Il potere privato, le armi, il lavoro: la posta è sempre l’uomo
Che l’IA sia pretesto per parlare d’altro lo confermano i campi in cui il testo entra. Il potere, anzitutto – parola che vi ricorre 122 volte -, di cui il Papa registra una mutazione: “Un tempo erano soprattutto gli Stati a guidare e indirizzare l’innovazione. Oggi, invece, i principali motori dello sviluppo sono attori privati, spesso transnazionali, dotati di risorse e capacità di intervento superiori a quelle di molti governi”. Un potere “prevalentemente ‘privato’, e per questo ancora più difficile da discernere, governare e orientare al bene comune”. Poi la verità – 64 occorrenze contro una sola di “menzogna” -, “bene comune e non una proprietà di chi ha potere o visibilità”, minacciata da una disinformazione che “non nasce con l’IA, ma trova oggi in essa un moltiplicatore potente”. Poi la guerra, dove l’automazione tocca il nervo morale: “quando la decisione di colpire si automatizza o si opacizza, cresce il rischio di deresponsabilizzazione”. E il lavoro, che l’innovazione rischia di trasformare in “un’accelerazione dell’ingiustizia” se non governata in anticipo. Quattro terreni diversi, una sola posta. Lo dice il vocabolario: dopo “persona” e “dignità”, le parole più dense del testo sono “bene comune”, “responsabilità”, “giustizia”, “lavoro”, tutte oltre la sessantina di occorrenze, nessuna appartenente al lessico della tecnica.Magnifica humanitas è un’enciclica sull’intelligenza artificiale costruita interamente con il vocabolario dell’umano. Non un testo sulla tecnologia, ma contro la riduzione tecnica dell’umano: il Papa non teme la macchina in sé, ma “che l’umanità non perda mai la propria bellezza”. (Riccardo Benotti – Agensir)

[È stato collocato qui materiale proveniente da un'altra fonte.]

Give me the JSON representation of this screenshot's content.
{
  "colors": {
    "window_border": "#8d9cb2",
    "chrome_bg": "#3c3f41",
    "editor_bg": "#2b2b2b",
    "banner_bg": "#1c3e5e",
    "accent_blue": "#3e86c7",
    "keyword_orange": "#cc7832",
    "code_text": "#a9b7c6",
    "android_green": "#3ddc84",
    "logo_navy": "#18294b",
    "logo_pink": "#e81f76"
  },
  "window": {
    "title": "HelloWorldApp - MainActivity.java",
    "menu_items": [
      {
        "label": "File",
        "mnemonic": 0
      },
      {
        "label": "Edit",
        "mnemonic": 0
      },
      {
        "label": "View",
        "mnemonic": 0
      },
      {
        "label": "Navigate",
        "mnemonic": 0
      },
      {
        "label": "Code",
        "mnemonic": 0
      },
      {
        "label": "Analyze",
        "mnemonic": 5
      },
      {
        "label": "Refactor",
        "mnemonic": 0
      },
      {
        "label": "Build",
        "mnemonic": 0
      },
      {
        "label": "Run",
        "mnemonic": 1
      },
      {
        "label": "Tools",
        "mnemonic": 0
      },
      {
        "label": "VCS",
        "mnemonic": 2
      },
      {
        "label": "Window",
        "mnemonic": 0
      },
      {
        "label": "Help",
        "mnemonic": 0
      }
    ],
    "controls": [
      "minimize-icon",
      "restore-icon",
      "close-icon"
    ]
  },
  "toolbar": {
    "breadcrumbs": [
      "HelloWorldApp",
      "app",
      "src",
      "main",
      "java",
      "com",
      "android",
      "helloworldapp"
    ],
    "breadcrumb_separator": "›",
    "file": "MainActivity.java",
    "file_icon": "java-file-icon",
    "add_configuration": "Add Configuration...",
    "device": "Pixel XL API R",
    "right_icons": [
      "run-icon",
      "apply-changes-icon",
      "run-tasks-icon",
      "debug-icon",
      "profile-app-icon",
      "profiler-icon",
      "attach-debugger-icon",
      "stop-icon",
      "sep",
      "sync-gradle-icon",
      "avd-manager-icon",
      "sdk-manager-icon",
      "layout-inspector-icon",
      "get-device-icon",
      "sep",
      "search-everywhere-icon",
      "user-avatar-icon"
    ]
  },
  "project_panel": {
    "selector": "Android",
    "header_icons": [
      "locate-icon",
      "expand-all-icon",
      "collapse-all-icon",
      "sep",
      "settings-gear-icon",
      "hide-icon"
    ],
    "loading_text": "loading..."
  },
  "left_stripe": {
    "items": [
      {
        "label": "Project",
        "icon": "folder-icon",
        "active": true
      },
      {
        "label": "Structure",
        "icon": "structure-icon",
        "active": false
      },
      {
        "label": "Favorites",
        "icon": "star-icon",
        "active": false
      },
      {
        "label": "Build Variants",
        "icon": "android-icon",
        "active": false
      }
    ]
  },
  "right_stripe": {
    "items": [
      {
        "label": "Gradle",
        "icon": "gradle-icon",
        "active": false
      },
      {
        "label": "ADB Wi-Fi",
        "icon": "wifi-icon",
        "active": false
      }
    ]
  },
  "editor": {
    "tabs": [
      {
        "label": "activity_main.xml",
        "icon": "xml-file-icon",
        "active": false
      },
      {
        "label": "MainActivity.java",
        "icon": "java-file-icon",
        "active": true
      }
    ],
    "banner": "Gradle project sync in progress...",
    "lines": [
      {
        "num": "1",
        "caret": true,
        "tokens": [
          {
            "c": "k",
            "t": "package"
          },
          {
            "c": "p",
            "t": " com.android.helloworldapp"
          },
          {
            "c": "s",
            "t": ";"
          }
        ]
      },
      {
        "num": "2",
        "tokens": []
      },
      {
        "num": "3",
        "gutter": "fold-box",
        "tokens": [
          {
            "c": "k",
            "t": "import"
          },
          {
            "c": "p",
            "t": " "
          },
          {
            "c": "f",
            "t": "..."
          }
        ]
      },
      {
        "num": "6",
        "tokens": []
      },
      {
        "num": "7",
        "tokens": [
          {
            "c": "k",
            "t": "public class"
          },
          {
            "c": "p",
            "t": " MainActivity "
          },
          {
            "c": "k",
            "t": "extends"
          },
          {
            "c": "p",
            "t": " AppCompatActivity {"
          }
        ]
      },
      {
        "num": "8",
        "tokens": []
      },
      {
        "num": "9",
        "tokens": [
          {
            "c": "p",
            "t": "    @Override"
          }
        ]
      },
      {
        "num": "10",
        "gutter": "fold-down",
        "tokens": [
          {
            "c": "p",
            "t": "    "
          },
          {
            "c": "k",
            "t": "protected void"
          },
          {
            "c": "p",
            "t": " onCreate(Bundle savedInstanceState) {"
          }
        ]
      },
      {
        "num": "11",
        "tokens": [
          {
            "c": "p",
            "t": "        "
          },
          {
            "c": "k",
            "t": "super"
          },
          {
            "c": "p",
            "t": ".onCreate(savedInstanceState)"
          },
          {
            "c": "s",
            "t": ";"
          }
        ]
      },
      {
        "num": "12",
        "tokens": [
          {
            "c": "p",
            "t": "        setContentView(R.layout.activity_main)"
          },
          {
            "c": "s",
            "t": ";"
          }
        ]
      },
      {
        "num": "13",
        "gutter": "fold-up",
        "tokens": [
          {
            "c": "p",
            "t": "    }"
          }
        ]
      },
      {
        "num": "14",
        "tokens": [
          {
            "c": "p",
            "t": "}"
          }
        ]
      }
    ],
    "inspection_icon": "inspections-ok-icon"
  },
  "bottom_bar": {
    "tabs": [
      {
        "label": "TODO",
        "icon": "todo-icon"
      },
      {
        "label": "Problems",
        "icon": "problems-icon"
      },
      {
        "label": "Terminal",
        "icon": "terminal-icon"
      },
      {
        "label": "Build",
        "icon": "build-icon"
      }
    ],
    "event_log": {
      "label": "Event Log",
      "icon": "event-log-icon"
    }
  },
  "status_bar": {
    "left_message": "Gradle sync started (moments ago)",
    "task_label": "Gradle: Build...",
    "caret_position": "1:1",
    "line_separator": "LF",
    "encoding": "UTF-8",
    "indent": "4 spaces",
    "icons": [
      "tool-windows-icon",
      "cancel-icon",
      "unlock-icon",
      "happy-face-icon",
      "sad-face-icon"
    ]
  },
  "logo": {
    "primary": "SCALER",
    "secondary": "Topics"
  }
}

La presentazione del card. Parolin:

“L’asimmetria tra potere tecnico e saggezza morale è forse la sfida più profonda che ‘Magnifica Humanitas’ ci consegna”. Lo ha affermato il card. Pietro Parolin, segretario di Stato di Sua Santità, aprendo oggi. lunedì 25 maggio 2026, i lavori di presentazione dell’enciclica di Papa Leone XIV, nell’Aula Nuova del Sinodo, in Vaticano. Il cardinale ha inquadrato il documento nel solco della Dottrina sociale della Chiesa: “Centotrentacinque anni fa, con la ‘Rerum novarum’, Leone XIII seppe riconoscere nelle trasformazioni industriali del suo tempo una questione profondamente umana e sociale. Oggi, dinanzi alla potenza delle tecnologie digitali, la Chiesa è nuovamente chiamata a discernere le res novae della storia”. Per il card. Parolin, “Magnifica Humanitas” solleva interrogativi che trascendono la sfera tecnica: “Dove stiamo andando? Verso quale meta desideriamo orientarci? Quale direzione dobbiamo scegliere come persone e come comunità umana?”. Il segretario di Stato ha sottolineato la novità del contesto rispetto all’epoca di Leone XIII: “Allora, alla Chiesa non era sempre possibile entrare direttamente in dialogo con i principali soggetti economici, politici e industriali che orientavano la trasformazione sociale. Oggi questo confronto è già avviato e coinvolge istituzioni, governi, università, imprese, centri di ricerca”. La presenza tra i relatori di Christopher Olah, cofondatore di Anthropic, va letta in questa prospettiva: “testimonianza della volontà della Chiesa di incontrare coloro che operano concretamente dentro questa trasformazione”.